Wählen Sie Ihr kostenloses Horoskop

Bio-Wetter – Was ist das?

Die Aussagekraft von Horoskopen wird oft mit einer Wetterkarte verglichen. So zeigt ein Horoskop die möglichen Tendenzen in die eine oder andere Richtung des Horoskopträgers auf, während die Wetterkarte Hinweise darauf geben kann, ob es kalt oder warm wird, ob Sonne, Regen, Wind oder Sturm im Anmarsch sind. Vergleicht man nun das sogenannte Biowetter mit einem Horoskop, dann wird der Wetterfühlige zu dem Schluss kommen, dass der Wetterumschwung schuld ist an seiner schlechten Verfassung.
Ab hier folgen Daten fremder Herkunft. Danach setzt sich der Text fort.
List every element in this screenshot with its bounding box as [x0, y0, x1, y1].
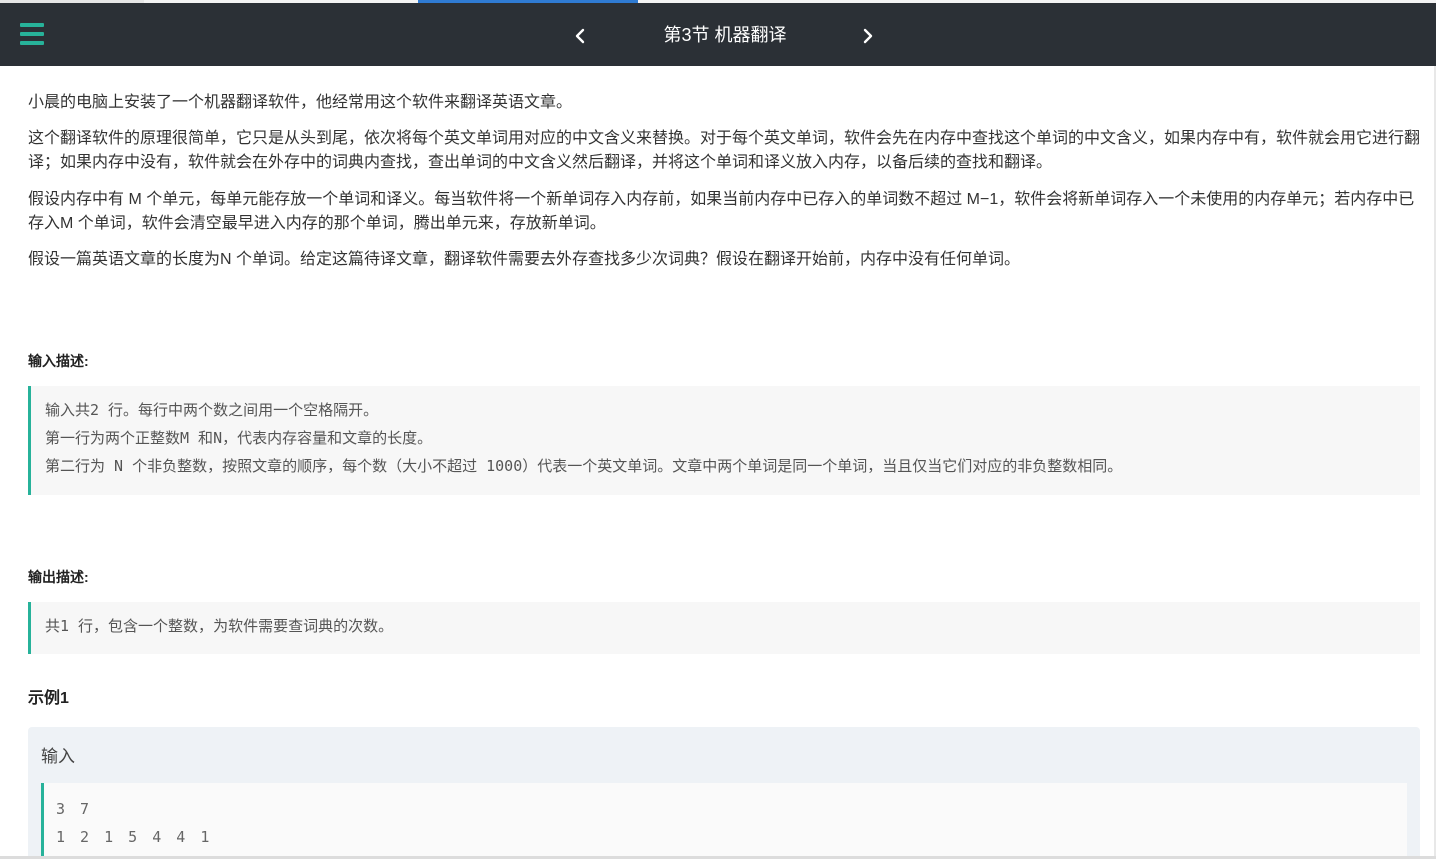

Ein anderer ist vielleicht davon überzeugt, dass seine Niedergeschlagenheit und Migräne mit den schlechten Transiten in seinem persönlichen Horoskop zu tun haben.



Wetterfühlig – Ist das Biowetter schuld oder gar das Horoskop?
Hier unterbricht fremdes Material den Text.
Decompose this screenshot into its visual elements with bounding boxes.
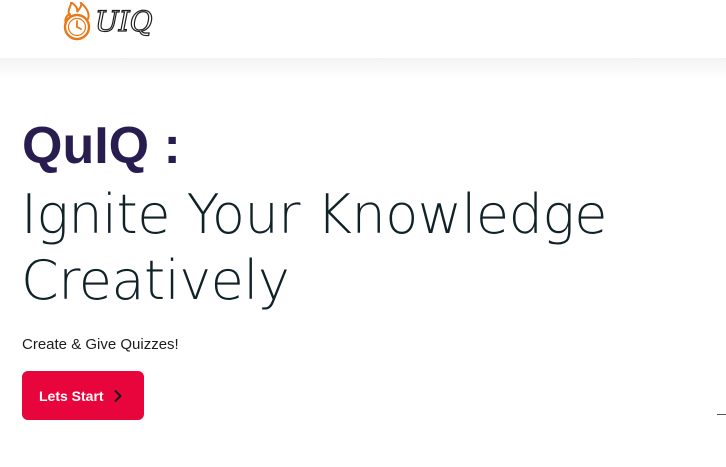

Ob es tatsächlich einen Zusammenhang zwischen dem Biowetter und dem Wohlbefinden gibt, darüber scheiden sich die Geister.
Viele Menschen sind fest davon überzeugt, dass sich ein Wetterwechsel negativ auf ihre Gesundheit auswirkt. Andere halten das für ausgemachten Unsinn. Ähnlich verhält es sich mit dem Horoskop. Der eine schwört darauf, dass die „schlechten“ Konstellationen gerade schuld sind am persönlichen Dilemma, der andere mag das als Aberglaube oder Blödsinn abtun. So scheint es, dass alles auch immer etwas damit zu tun hat, ob man an etwas glaubt oder eben nicht.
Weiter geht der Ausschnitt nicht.